Primitive Quantity LUT LUT as memory LUT as logic Register BRAM36 URAM DSP
Scan 1 12209 4758 7451 18974 0 0 2
Eval 8 2153 426 1727 2042 4 0 21
Filter 4 2168 13 2155 1764 0.5 0 0
Group Aggr 1 162202 27819 134383 210926 62 256 0
Direct Aggr 1 4349 0 4349 6611 0 0 0
Write 1 30938 9490 21448 43579 0 0 0
AXI DDR 1 4586 1313 3273 78855 18 0 0
AXI HBM 1 20528 4456 16072 45416 124 0 0
Total   298470 60402 238068 399737 255 256 2

Partition Kernel

The GQE partition kernel can partition one table’s rows into corresponding clusters according to hash of selected key columns. This kernel is designed to scale the problem size that can be handled by the GQE Join or Aggregate kernel. To reduce the size of intermediate data, it is equipped with dynamic filter like other kernels.

GQE Part Kernel

The internal of this kernel is illustrated in the figure above. It consists of two input buffers and one output buffer. Firstly, the kernel scans the input tables into multiple columns and then it filters them (if the related condition is given in configuration buffer). After that, each row will be dispatched into various buckets based on the hash value of primary key. Finally, every full hash bucket will trigger on one burst write into output buffer.

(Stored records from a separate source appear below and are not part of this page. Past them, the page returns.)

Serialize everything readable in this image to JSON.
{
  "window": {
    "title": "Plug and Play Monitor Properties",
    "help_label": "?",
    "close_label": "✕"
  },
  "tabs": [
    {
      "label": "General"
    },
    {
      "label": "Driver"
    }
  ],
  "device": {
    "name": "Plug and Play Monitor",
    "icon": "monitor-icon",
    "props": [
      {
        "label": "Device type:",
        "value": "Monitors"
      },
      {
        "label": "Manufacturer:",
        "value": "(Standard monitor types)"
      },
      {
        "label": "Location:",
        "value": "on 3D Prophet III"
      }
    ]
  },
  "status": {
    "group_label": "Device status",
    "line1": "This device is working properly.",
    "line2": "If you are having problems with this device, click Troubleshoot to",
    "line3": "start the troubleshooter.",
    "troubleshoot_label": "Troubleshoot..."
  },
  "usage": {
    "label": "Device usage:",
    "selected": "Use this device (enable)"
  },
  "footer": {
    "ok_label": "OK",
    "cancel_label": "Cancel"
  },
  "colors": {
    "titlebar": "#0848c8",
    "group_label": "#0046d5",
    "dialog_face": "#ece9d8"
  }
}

The details for hash partition is shown in the following figure. One URAM array is used to buffer one burst length rows for each hash part. And the following module behind build PU will spilt each row into multiple columns for compatible output format with other kernels.

Detais Diagram of Hash Partition

To simplify the design, GQE partition kernel can reuse the scan and filter configuration with GQE join kernel. Also, as mentioned above, the data structure of input and output tables is the same as join kernel.

The hardware resource utilization of single hash partition is shown in the table below (work as 200MHz).

Primitive Quantity LUT LUT as memory LUT as logic Register BRAM36 URAM DSP
Scan 1 12032 4752 7280 19383 0 0 2
Filter 4 3551 809 2742 3809 0.5 0 0
Hash partition 1 26363 1521 27496 45762 20 256 5
Write 1 26083 5082 21286 33202 1 0 3
AXI DDR 1 5046 1010 4036 11303 59.5 0 0
Total   76091 14102 61989 116884 81 256 10


To use the GQE Partition kernel, host must pass the number of partitions through a kernel argument, create corresponding number of sub-buffers on Partition kernel’s output, and invoke GQE Join or Aggregate kernel multiple times accordingly.